Il momento decisivo è atteso per mercoledì 20 luglio, quando Mario Draghi si presenterà alle Camere e in quella sede si definirà la sorte dell’esecutivo. La grave crisi politica che ha investito il Governo è stata così riportata all’interno del Parlamento, “parlamentarizzata” come si dice nel gergo delle cronache istituzionali. La situazione che si è determinata è ovviamente il risultato di una fase non breve di tensioni crescenti nella maggioranza, tra i partiti che la compongono e tra alcuni di essi e il Presidente del Consiglio. Ma proviamo a ripercorrere gli ultimi, convulsi passaggi che nella giornata cruciale di giovedì 14 luglio hanno portato a questo esito (leggi qui).
Il voto al Senato
Nel primo pomeriggio, al Senato, si vota la questione di fiducia sulla legge di conversione del “decreto aiuti”, che contiene misure per fronteggiare soprattutto l’emergenza energetica e le sue conseguenze economiche. Con 172 sì e 39 no il governo ottiene il via libera, ma i senatori del M5S – come annunciato – non partecipano alla votazione per dissenso su alcuni punti, in particolare la costruzione del termovalorizzatore per Roma.

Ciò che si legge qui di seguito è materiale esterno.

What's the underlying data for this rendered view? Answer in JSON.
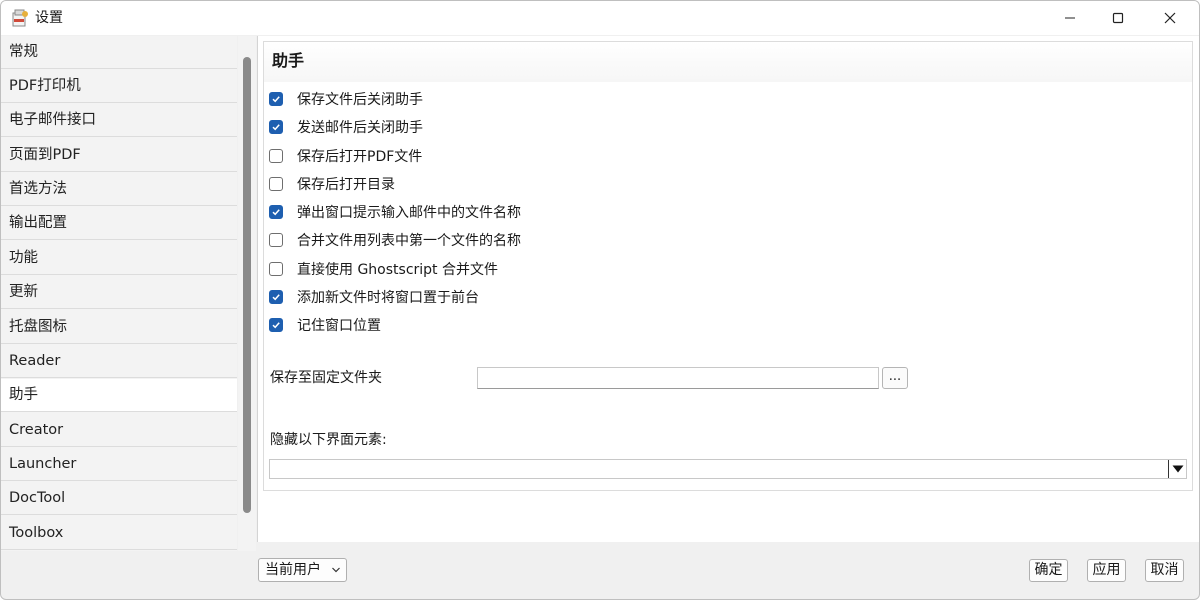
{
  "window": {
    "title": "设置"
  },
  "sidebar": {
    "items": [
      {
        "label": "常规"
      },
      {
        "label": "PDF打印机"
      },
      {
        "label": "电子邮件接口"
      },
      {
        "label": "页面到PDF"
      },
      {
        "label": "首选方法"
      },
      {
        "label": "输出配置"
      },
      {
        "label": "功能"
      },
      {
        "label": "更新"
      },
      {
        "label": "托盘图标"
      },
      {
        "label": "Reader"
      },
      {
        "label": "助手",
        "selected": true
      },
      {
        "label": "Creator"
      },
      {
        "label": "Launcher"
      },
      {
        "label": "DocTool"
      },
      {
        "label": "Toolbox"
      }
    ]
  },
  "panel": {
    "title": "助手",
    "options": [
      {
        "label": "保存文件后关闭助手",
        "checked": true
      },
      {
        "label": "发送邮件后关闭助手",
        "checked": true
      },
      {
        "label": "保存后打开PDF文件",
        "checked": false
      },
      {
        "label": "保存后打开目录",
        "checked": false
      },
      {
        "label": "弹出窗口提示输入邮件中的文件名称",
        "checked": true
      },
      {
        "label": "合并文件用列表中第一个文件的名称",
        "checked": false
      },
      {
        "label": "直接使用 Ghostscript 合并文件",
        "checked": false
      },
      {
        "label": "添加新文件时将窗口置于前台",
        "checked": true
      },
      {
        "label": "记住窗口位置",
        "checked": true
      }
    ],
    "folder_label": "保存至固定文件夹",
    "folder_value": "",
    "browse_label": "...",
    "hide_label": "隐藏以下界面元素:",
    "hide_value": ""
  },
  "footer": {
    "scope": "当前用户",
    "ok": "确定",
    "apply": "应用",
    "cancel": "取消"
  },
  "colors": {
    "accent": "#1e5fb0"
  }
}
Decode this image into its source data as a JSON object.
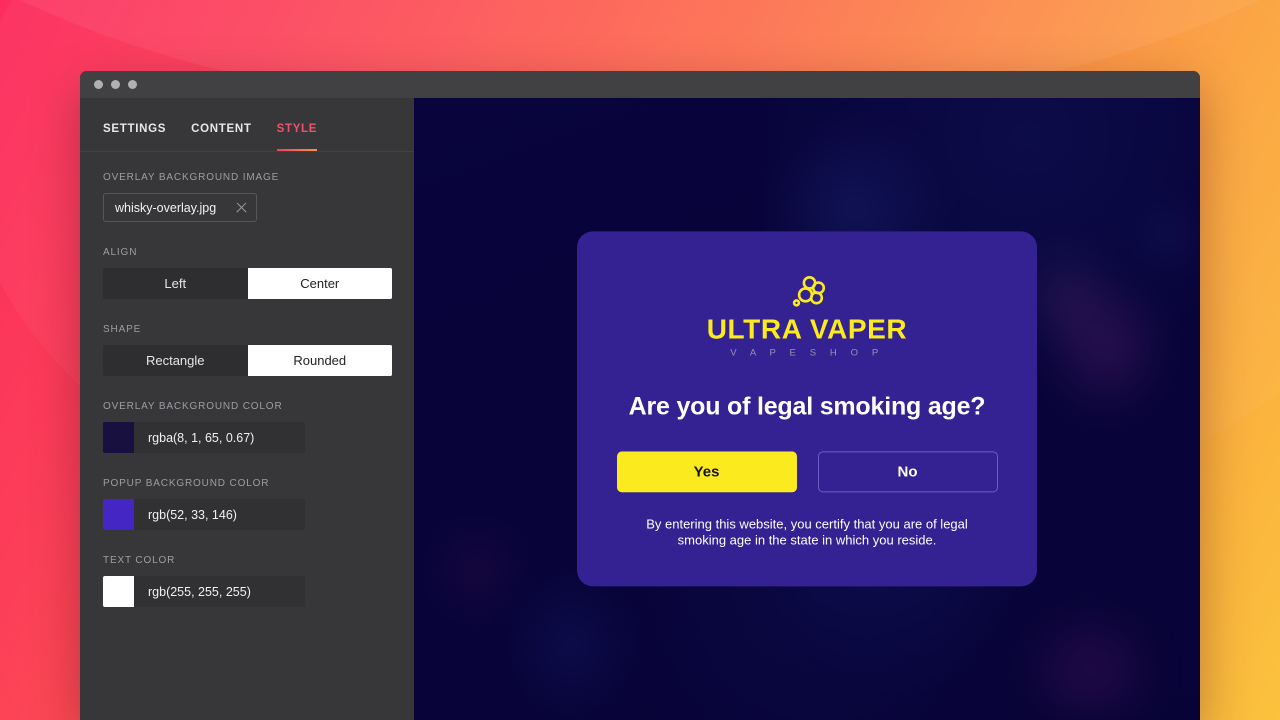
{
  "window": {
    "traffic_lights": [
      "close",
      "minimize",
      "maximize"
    ]
  },
  "editor": {
    "tabs": [
      {
        "label": "SETTINGS",
        "active": false
      },
      {
        "label": "CONTENT",
        "active": false
      },
      {
        "label": "STYLE",
        "active": true
      }
    ],
    "accent_color": "#f0516b",
    "fields": {
      "overlay_background_image": {
        "label": "OVERLAY BACKGROUND IMAGE",
        "value": "whisky-overlay.jpg",
        "clear_icon": "close-icon"
      },
      "align": {
        "label": "ALIGN",
        "options": [
          "Left",
          "Center"
        ],
        "selected": "Center"
      },
      "shape": {
        "label": "SHAPE",
        "options": [
          "Rectangle",
          "Rounded"
        ],
        "selected": "Rounded"
      },
      "overlay_background_color": {
        "label": "OVERLAY BACKGROUND COLOR",
        "value": "rgba(8, 1, 65, 0.67)",
        "swatch": "#18103f"
      },
      "popup_background_color": {
        "label": "POPUP BACKGROUND COLOR",
        "value": "rgb(52, 33, 146)",
        "swatch": "#342192"
      },
      "text_color": {
        "label": "TEXT COLOR",
        "value": "rgb(255, 255, 255)",
        "swatch": "#ffffff"
      }
    }
  },
  "preview": {
    "popup": {
      "logo": {
        "icon": "smoke-cloud-icon",
        "title": "ULTRA VAPER",
        "subtitle": "V A P E S H O P",
        "title_color": "#FBEB1E",
        "subtitle_color": "#9a93b5"
      },
      "heading": "Are you of legal smoking age?",
      "buttons": [
        {
          "label": "Yes",
          "style": "primary"
        },
        {
          "label": "No",
          "style": "outline"
        }
      ],
      "disclaimer": "By entering this website, you certify that you are of legal smoking age in the state in which you reside.",
      "background_color": "rgb(52, 33, 146)"
    }
  }
}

Alla Camera, pochi giorni prima, il regolamento aveva consentito di distinguere il voto sulla fiducia – che i deputati cinquestelle avevano espresso in senso positivo – da quello negativo sul merito del provvedimento. A Palazzo Madama la votazione è unica e quindi il dissenso di merito diventa non partecipazione al voto di fiducia sul governo.
Draghi al Colle
A questo punto Draghi sale al Quirinale per incontrare il Capo dello Stato. Il Consiglio dei ministri inizialmente fissato per le 15,30 viene rinviato. Il colloquio con Sergio Mattarella dura un’ora e il premier lascia il Colle senza dichiarazioni. È del tutto verosimile che il Presidente della Repubblica abbia operato per cercare uno sbocco positivo alla situazione, ma prendono a circolare notizie secondo cui ci sarebbe stato uno scontro molto duro con Draghi. Al punto che in serata una nota dell’ufficio stampa del Quirinale dovrà chiarire che invece c’è stata «totale identità di vedute».
Il Premier: «Mi dimetto»
Il Consiglio dei ministri viene riconvocato per le 18.15. Nella riunione il premier annuncia ai membri del governo che sta per andare da Mattarella a rassegnare le dimissioni e spiega anche il senso della sua decisione. «Le votazioni di oggi in Parlamento – dice Draghi ai ministri – sono un fatto molto significativo dal punto di vista politico. La maggioranza di unità nazionale che ha sostenuto questo Governo dalla sua creazione non c’è più. È venuto meno il patto di fiducia alla base dell’azione di governo. Dal mio discorso di insediamento in Parlamento ho sempre detto che questo esecutivo sarebbe andato avanti soltanto se ci fosse stata la chiara prospettiva di poter realizzare il programma di governo su cui le forze politiche avevano votato la fiducia. Questa compattezza è stata fondamentale per affrontare le sfide di questi mesi. Queste condizioni oggi non ci sono più».
Mattarella: «No, resti»
Subito dopo la riunione del Consiglio Draghi torna al Colle per rimettere il mandato. Il risultato del nuovo incontro è nel comunicato del Quirinale: «Il Presidente della Repubblica non ha accolto le dimissioni e ha invitato il Presidente del Consiglio a presentarsi al Parlamento per rendere comunicazioni, affinché si effettui, nella sede propria, una valutazione della situazione che si è determinata a seguito degli esiti della seduta svoltasi oggi presso il Senato della Repubblica».
In attesa della verifica parlamentare, comunque, il governo resta nella pienezza delle sue funzioni, tanto che Draghi lunedì e martedì parteciperà a un vertice intergovernativo in Algeria. Almeno fino a mercoledì c’è tempo per cercare una soluzione nell’interesse generale del Paese.